Три дня приходил, а теперь уже месяц исходит —
Ни весточки! Где ж ты? В какие уехал края?»
«Мне Хинд приказала уйти…»
Мне Хинд приказала уйти от нее на рассвете.
Был рядом дозор, и мне быть не хотелось в ответе.
Расстались. Она накануне прислала гонца
С известьем, что дома и ждет на свиданье певца.
Что тот, мол, кто любит, придет под прикрытием ночи
Лишь смолкнут шатры и закроются сонные очи.
Гонцу я ответил, что гостю такому я рад,
Что верен по-прежнему, друг неизменный и брат.
Горя нетерпеньем, ее ожидал я прихода,
Лишь ночь потемнела, и месяц ушел с небосвода.
Я бодрствовал долго, с усильем дремоту гоня,
Я телом ослаб, и она одолела меня.
Но вдруг пробудили меня, распростертого сонно,
Алоэ и мускус, которыми Хинд благовонна.
Спросил я: «Кто здесь?» — и меня попрекнула она:
«Эх ты! О тебе для чего же тоскую без сна?
Как быть мне, несчастной! От горя я вся изомлела,
Я плачу и плачу — так, видно, судьба мне велела.
Тебя повстречав, полюбила, себе на беду,—
Тоскую и скоро горючей слезой изойду.
Назначишь мне встречу — а сам не придешь на свиданье;
Потом коль придешь, так найдется всему оправданье.
Смотри, если будешь и впредь мне досады чинить,—
Пожалуй, любовь оборвется, как ветхая нить.
Ничто для тебя огорченья мои и тревоги?
Иль сердце твое — словно камень с пустынной дороги?»
И смолкла. Стоял я, не мог шелохнуться, из глаз
Не слезы текли, а жемчужная россыпь лилась.
Сказал я: «Услада очей и души озаренье!
Знай, ты для меня драгоценнее слуха и зренья.
Прости же меня и упреки свои прекрати,
Дай всякому сброду от зависти сплетни плести».
Приник я к устам, и мгновенье казалось мне годом.
Как будто смесилась струя родниковая с медом,
С вином ли сирийским, краснее, чем глаз петуха…
Всю ночь мы любились, в блаженстве не видя греха.
Ее целовал я, а ночь благодатная длилась.
Но жажда души поцелуями не утолилась.
Желанья срывали плаща золотого шитье
Со стройного стана и бедер роскошных ее.
И ночь была наша, и жгла нас любовь нетерпеньем,
Пока петухи темноту не встревожили пеньем.
Она испугалась, прижалась ко мне, говоря:
«Пора расставаться, прохладой уж веет заря».
И вышла. Три девушки с нею, похожих собою
На статуи, к коим монах прибегает с мольбою.

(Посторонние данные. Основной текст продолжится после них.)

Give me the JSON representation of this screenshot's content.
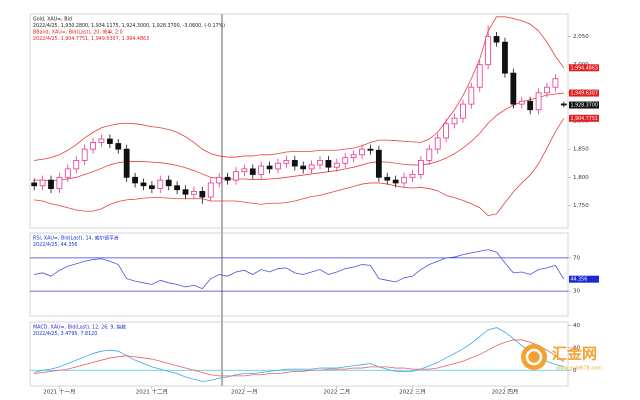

Я слов не забуду, какими прощалась со мной,—
Как с радужной шейкой голубка на ветке лесной.
Хотел я достичь своего, но она не желала —
И молвила так: «Лишь неверному многого мало!»
Пока тебя не знал, не знал, что иглы
Произрастают на любовном ложе.
Я шел на гибель, пристрастившись к сердцу,
Которое, хоть бьется, с камнем схоже.
Я сердце упрекал свое, но слышу:
«На рок пеняй, не на меня!» Дороже
Ты мне всех женщин, — нудно с теми, скучно.
Лишь на тебя смотрю я в сладкой дрожи.
Да, я влюблен! Кто юным обезумел,
И в старости безумцем будет тоже.
«В сердце давнишнюю страсть…»
В сердце давнишнюю страсть оживили остатки жилья,
С ветром пустынным они и с пылающим солнцем друзья.
Северный ветер здесь выл, засыхала степная трава,
Яростной бури порыв вырывал из песков дерева.
Здесь на пороге она говорила соседке тогда:
«С Омаром что-то стряслось. Неужели случилась беда?
И почему он со мной избегает обычных бесед?
Я обратилась к нему, он же брови нахмурил в ответ.
Иль он желаньем томим? — Я желанья его утолю.
Иль терпелив напоказ, — горделивца я, значит, люблю?
Иль доползли до него нарекания, полные лжи?
Хочет ли бросить менж А быть может, и бросил — скажи!
Или в невзгоде моей виновата завистника речь? —
Чтобы в могилу ему, ненавистнику злобному, лечь!
Что с ним, сестрица, стряслось, разузнать я скорее должна
Так мне и отдых не впрок, и прохлада в тени не нужна.